Kekuatan keempat adalah ‘blok pemboikot’ Beijing yang bertentangan dengan ‘kelompok penghubung’ tadi, kekuatan utama ini adalah paham konservatif baru yang bangkit di akhir tahun 1990an abad lalu yang menamai diri ‘foreign policy community’, awalnya hanya pertemuan sebatas 7-8 orang teman yang sepaham saja yang membahas masalah negara, kemudian berkembang menjadi ‘kelompok elit’ yang terdiri dari 40 orang.

Mereka tidak memiliki wadah organisasi yang resmi, karena tidak ada aturan dan keanggotaan yang resmi, juga tidak ada institusi dan pemimpin, namun justru memiliki wacana dan pengaruh yang jelas.

Wacananya sangat jelas, yakni berniat ‘mengembalikan ke jalan yang benar’ diplomatik luar negeri AS yang telah ‘kehilangan arahnya’ sejak berakhirnya Perang Dingin, khususnya dengan fokus ‘memperbaiki’ kebijakan Amerika Serikat terhadap RRT.

Kalangan ini kemudian dikenal sebagai ‘klan pembunuh naga’. Dan hingga masa pemerintahan kedua Presiden Bush junior, ada yang yang merasa melambangkan Tiongkok dengan naga terkesan terlalu sadis, sehingga diubah menjadi sebutan ‘kelompok penghardik panda’.

Selama Bush junior berkuasa, sekelompok tokoh kalangan ‘Hawkish (garis keras)’ masuk ke pemerintahan dan menjadi pejabat senior.  Namun karena adanya ‘kelompok penghubung’ dan arus utama selama bertahun-tahun dikuasai oleh kaum ‘pelobi RRT’ yang telah berurat akar sekian lama di kalangan berkuasa maupun kalangan oposisi, ditambah lagi adanya National Committee on US-China Relationships yang dibentuk sejak tahun 1966 yang mayoritas anggotanya adalah kaum pemeluk panda, maka Presiden Bush junior hanya bisa menempuh kebijakan tidak berpihak ‘melindungi panda’.

Selama 40 hari setelah pilpres tahun 2016, bertempat di kantor pusat PBB di New York, Komite Nasional Hubungan AS-RRT mengadakan perayaan susulan atas 50 tahun berdirinya komisi tersebut.

Disebut ‘susulan’ karena komisi itu dibentuk Juni 1966, kegiatan perayaan seharusnya diadakan di bulan Juni.
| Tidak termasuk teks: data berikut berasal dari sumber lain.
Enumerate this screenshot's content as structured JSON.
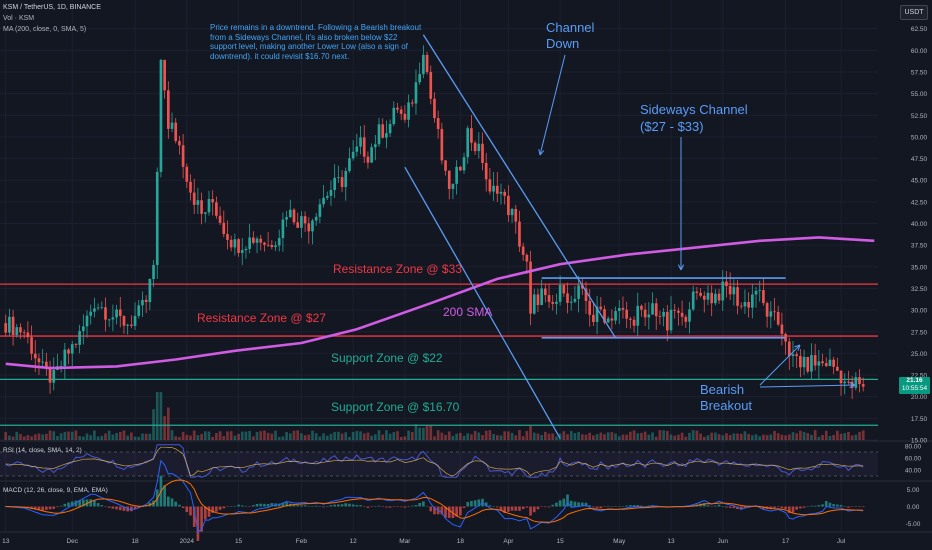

Tapi diundur hingga 15 Desember baru dirayakan secara susulan, tentunya berniat unjuk kekuasaan politiknya di hadapan Presiden Trump.

Media massa RRT pun bergembar-gembor soal kegiatan ini, situasi perayaan pun dideskripsikan gegap gempita dan kaya corak warna: saat Ketua umum Komnas Hubungan AS-RRT yakni Stephen A. Orlins berpidato di hadapan 500 orang tamu undangan, dengan Bahasa Mandarin yang baku ia membacakan kutipan kata-kata Mao Zedong: “Saat kamerad kita dikala kesulitan harus melihat prestasi, harus melihat cahaya dan harus meningkatkan keberanian kita.”

Media massa AS mengatakan, tepuk tangan tamu undangan menunjukkan mereka telah memahami makna terselubung dari pidato ketua komnas, juga merefleksikan tekanan yang dihadapi dalam hubungan AS-RRT, dan berulang kali memberitakan pernyataan Kissinger “satu Tiongkok” dari berbagai sudut pandang berbeda.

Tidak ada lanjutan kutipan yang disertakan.